The children were so excited and so devotional, so happy to be taking part in a communal form of worship. Beside me was another of the toilet-building students. She arrived late to bhajans because she needed to milk her cow, so she squeezed next to me with her little son on her lap. Both mother and son stared, their attention completely consumed, at the flickering lamp placed before the singers. The student sang whole-heartedly while her son, though previously nervous and fussy for most of the day, laughed and clapped with me, kicking his feet in joy. In this moment of true connection and joy, I realized the potential for true spiritual growth that arises from simply existing, happily, together.
3) Be a role model, you never know who is watching you. During this same bhajan set, one little girl who I hadn’t met before sat behind me and Sheeja, another AMMACHI Labs staff member and zonal lead. She was meditating throughout the bhajans, looking peaceful and contemplative, eyes closed.

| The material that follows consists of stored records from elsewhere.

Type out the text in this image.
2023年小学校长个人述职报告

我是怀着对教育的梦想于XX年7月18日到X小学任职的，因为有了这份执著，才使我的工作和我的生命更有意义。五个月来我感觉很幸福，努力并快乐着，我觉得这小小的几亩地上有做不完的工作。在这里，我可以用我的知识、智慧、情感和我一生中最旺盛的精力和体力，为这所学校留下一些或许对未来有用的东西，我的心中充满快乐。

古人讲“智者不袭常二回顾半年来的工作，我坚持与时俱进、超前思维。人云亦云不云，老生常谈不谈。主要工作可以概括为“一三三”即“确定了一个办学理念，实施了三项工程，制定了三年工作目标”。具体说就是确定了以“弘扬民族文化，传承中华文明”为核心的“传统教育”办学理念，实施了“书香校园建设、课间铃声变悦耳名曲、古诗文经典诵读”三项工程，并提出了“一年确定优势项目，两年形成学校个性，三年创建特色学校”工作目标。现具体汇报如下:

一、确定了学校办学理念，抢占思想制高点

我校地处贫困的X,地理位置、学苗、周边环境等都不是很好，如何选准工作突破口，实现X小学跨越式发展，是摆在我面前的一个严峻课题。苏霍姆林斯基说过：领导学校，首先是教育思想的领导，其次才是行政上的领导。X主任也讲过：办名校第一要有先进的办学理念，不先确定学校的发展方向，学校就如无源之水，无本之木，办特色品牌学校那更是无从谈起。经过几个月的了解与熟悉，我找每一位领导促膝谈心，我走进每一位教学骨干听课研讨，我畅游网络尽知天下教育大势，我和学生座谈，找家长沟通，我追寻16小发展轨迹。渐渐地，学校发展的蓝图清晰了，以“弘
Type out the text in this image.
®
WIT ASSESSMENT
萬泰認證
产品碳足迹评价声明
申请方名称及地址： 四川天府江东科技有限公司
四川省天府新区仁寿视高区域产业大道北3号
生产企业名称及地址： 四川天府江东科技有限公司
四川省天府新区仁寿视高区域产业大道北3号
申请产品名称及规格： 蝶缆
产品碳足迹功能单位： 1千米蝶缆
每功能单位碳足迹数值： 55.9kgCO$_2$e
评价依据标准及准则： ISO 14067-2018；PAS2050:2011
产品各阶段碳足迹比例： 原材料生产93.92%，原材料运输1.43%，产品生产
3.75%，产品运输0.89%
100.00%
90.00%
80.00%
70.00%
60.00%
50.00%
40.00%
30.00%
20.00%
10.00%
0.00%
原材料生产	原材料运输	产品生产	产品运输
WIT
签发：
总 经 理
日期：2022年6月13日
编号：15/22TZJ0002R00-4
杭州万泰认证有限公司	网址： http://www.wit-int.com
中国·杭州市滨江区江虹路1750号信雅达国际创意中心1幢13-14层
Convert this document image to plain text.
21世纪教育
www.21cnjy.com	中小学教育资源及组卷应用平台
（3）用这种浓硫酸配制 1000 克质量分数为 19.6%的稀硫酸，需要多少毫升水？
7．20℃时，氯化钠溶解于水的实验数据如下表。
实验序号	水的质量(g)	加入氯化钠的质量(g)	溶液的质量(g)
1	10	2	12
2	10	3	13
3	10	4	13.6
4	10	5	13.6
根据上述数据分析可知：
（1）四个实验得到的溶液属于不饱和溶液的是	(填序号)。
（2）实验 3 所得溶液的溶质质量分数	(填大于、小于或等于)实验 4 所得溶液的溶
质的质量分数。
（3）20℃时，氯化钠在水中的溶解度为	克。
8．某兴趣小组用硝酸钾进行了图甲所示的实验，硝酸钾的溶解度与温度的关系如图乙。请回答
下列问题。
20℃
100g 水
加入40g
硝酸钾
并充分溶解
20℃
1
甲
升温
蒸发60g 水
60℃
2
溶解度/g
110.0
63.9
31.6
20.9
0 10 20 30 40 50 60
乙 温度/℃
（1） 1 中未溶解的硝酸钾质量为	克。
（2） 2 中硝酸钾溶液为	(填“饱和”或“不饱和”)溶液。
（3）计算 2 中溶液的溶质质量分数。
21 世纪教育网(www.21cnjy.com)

I noticed that after she saw this, the little girl began to sit in the same posture, her eyes closed and her hands resting on her knees. She was meditating, just like Sheeja! They sat like this for the rest of the songs, looking so peaceful. Even though the girl might have been simply copying the physical motions of meditation at first, by the end of the bhajans she seemed blissful, truly meditating and enjoying the music billowing around her. I smiled at her mother who was sitting behind her, and when she saw what her little daughter was doing, she grinned and pointed at the daughter and mouthed “my daughter.” She was so proud.
Then it hit me. There is so much power in such simple actions; it is always possible that another person is watching you, even when you aren’t expecting it. This can be both good and bad: it means that you must watch yourself carefully, especially around children, and only model good behavior. But it also means that immense emotional, physical and spiritual change can occur by simple interactions, by gentle smiles. When the kids saw me clapping along to a fast bhajan, they followed suit, and soon the entire crowd was clapping alongside each other. It was a ripple effect: when one child or adult saw the other enjoying the music, they also started to feel happy. The joy and peace spread, it was infectious!
It is not as if only Westerners or urban people entering villages can act as role models for the local people. In fact, arguably, the villagers we are lucky enough to spend time with are actually the real role models: they are happy, resilient, and very giving. They give what they have, and more. They work alongside each other, they support each other. When one child didn’t get a pen that we brought as gifts for the kids, the others all made sure he got one. When I was feeling tired, two of the girls brought me to one of the women’s houses and made me sit on the chair, politely answering my questions about school even though they would much rather have been playing. They are my role models, and they certainly inspired the visiting youth from Mangalore, who expressed repeatedly that they wanted to return soon.
At the end of the day, on the ride back to the local school that hosted us, the whole team settled into a satisfied silence. Then, spontaneously, bhajans erupted from the group. We sang and sang on the ride back, thinking of the stars, the red dirt, dancing around the campfire, sharing food and the joy of true connection.